If you've read my blog before though, you know that most things my in-laws do are extremely irritating. I could let most of these things go and not give them another thought. But added together, they become unbearable to me. The last few weeks since I started work, I've come home to messes, dirty dishes put away in the cabinets with the clean dishes, vile smells that have nothing to do with baby diapers, unsafe objects within Raelynn's grasp and a whole host of other irksome treats.

But the thing that sent me seething and spluttering with curse words from around the world was the destruction of books. More specifically, the books we have for Raelynn. What caused me to foam at the mouth was that we'd already had this problem before when one of my idiot in-laws allowed Raelynn to destroy a very nice pop-up book that my brother and sis-in-law had sent us from Singapore. In addition to having my husband tell them more curtly not to touch the English storybooks, I moved the books out of Raelynn's room and into our room. We have a built-in bookcase in our room and I just tucked them onto there. I figured they'd be safe from the unwashed fingers of the morons, but I was wrong.

Last week, Jeremy and I came home and found Raelynn prancing around with 2 of her English board books. Don't even say it. Board books SHOULD be ok. But not with our kid. She has actually taken bites out of them. And destroyed the spines. I didn't know you could do these things to board books but apparently you can when you are being supervised by 2 of the dimmest people around. I didn't hide my annoyance either. I yelled in English but was careful not to say anything that would anger Jeremy. Calling his mother a fat toad to her face would not be in my best interests. He, more calmly, began to interrogate her on the matter. I didn't catch all of what he said, but I did hear him tell her to please not touch those books and to keep away from the book shelves.

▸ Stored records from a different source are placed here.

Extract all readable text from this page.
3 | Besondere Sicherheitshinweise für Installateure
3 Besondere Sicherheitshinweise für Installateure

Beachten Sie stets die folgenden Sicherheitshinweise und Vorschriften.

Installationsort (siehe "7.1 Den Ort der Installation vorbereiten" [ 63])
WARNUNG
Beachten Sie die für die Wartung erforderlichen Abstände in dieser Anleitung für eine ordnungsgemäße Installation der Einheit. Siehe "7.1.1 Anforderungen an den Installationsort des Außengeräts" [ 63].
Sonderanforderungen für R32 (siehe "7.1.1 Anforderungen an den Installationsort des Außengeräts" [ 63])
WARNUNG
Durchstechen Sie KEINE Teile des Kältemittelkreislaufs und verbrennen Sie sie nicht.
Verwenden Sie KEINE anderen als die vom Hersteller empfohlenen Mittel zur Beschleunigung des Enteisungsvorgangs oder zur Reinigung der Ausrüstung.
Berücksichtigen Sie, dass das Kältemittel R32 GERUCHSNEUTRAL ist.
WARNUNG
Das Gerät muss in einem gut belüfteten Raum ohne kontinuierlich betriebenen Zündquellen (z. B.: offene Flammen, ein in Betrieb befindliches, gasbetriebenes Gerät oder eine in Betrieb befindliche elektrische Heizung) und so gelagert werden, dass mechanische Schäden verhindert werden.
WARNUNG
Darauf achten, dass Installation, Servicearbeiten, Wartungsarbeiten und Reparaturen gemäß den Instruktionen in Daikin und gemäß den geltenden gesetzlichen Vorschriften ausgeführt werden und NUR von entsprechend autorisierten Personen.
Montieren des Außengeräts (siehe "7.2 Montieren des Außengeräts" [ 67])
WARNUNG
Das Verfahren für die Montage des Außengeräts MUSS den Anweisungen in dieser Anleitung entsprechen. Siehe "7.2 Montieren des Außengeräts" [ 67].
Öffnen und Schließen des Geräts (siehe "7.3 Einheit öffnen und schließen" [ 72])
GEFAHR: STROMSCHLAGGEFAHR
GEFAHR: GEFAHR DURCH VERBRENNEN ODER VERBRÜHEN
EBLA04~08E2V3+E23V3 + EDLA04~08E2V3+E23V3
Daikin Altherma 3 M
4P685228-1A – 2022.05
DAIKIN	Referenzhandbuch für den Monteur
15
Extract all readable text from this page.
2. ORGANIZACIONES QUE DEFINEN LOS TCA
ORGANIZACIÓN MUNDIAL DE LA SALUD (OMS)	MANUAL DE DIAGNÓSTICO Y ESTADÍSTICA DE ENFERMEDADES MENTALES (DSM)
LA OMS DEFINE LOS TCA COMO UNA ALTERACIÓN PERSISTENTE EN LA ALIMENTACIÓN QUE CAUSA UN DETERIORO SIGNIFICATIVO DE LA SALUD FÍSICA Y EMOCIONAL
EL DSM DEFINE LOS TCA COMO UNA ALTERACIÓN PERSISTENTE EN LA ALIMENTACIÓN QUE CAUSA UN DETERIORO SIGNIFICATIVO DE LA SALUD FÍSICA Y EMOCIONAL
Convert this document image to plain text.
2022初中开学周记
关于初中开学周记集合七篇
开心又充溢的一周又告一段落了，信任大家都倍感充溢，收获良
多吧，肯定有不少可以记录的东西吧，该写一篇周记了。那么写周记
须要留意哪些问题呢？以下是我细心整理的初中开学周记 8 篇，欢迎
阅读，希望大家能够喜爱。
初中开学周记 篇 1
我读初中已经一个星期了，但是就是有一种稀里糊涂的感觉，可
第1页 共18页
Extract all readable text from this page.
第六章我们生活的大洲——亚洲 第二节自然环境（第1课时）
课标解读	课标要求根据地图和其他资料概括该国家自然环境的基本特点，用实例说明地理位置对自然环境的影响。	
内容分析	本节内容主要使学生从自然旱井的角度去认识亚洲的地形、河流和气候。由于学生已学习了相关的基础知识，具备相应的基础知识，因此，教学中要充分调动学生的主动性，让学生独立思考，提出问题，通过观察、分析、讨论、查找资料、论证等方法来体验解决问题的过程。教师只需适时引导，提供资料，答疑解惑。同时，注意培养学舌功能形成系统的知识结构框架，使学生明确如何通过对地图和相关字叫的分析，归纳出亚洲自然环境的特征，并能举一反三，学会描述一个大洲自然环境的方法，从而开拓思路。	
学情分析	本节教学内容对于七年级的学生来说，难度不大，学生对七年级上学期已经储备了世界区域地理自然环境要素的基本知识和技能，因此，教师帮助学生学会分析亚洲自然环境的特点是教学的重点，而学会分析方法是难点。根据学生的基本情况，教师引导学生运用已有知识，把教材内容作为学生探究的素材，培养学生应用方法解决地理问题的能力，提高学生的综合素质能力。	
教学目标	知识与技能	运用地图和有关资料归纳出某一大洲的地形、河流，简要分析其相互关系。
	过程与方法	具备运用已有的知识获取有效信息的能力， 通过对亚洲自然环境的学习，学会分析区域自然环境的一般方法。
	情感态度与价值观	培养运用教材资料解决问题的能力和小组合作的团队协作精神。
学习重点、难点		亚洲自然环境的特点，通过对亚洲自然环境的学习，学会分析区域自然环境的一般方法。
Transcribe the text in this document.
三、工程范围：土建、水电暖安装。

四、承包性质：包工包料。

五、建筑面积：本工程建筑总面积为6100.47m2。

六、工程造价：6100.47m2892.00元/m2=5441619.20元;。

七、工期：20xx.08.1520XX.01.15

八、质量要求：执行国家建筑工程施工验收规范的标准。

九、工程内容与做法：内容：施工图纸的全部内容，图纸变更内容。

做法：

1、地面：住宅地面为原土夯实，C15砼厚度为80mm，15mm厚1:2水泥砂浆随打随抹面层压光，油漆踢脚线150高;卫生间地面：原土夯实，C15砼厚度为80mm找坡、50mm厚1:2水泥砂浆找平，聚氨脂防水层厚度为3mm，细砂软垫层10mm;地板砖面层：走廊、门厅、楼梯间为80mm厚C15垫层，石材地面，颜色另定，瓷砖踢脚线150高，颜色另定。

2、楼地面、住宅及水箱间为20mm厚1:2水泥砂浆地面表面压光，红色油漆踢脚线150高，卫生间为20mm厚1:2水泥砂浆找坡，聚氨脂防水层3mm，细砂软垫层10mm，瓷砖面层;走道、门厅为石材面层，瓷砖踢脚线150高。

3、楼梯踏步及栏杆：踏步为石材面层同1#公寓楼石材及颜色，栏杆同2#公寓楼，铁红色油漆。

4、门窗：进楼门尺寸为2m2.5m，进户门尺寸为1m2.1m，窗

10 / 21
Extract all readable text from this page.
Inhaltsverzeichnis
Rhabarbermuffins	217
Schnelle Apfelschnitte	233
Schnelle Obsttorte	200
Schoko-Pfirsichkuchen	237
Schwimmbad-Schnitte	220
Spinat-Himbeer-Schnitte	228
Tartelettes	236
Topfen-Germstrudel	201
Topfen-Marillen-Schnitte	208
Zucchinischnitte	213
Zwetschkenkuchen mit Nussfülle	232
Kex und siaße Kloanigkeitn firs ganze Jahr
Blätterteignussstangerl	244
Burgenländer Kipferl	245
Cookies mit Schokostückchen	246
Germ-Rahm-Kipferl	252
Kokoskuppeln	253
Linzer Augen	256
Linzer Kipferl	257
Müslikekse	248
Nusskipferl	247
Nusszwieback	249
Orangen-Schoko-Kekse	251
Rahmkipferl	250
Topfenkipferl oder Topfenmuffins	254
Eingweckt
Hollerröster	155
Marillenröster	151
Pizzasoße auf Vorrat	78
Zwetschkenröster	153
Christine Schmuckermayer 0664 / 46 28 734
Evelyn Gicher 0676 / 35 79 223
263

But of course, do you think my in-laws fucking listen? No they don't. Which is why I have a hard time respecting them. Don't touch my personal shit, especially if I have asked you nicely not to do so already. A few days later, after MIL left, I noticed Raelynn's Beauty and the Beast: Friends Are Sweet book on one of her high-up shelves in her room. I know I didn't leave it there. I stalk over to it and snatch it off the shelf. I leaf through it and find some more tears on some of the pages AND that the pages had been taped back to the spine of the book. Oh fucking lovely. Really. Thanks for fucking listening and not touching my shit. You can't even read English! Why are you touching this book?!? WHY?!? This is why everything we ever have that starts off new instantly looks like shit when these 2 fuckwads come over. The new mop? Within one day looked like it had been used to mop up mud in a landslide. The kitchen sink? After having the repair guy fix the loose faucet, the very next day, that old cow-faced zombie knocked it loose again. All the coloring pages my precious angel did that I put away for safe keeping in a place my in-laws shouldn't be digging in? You guessed it...all over the floor, half of them torn to shreds. Everything they do is so totally DUH! UGH!!!!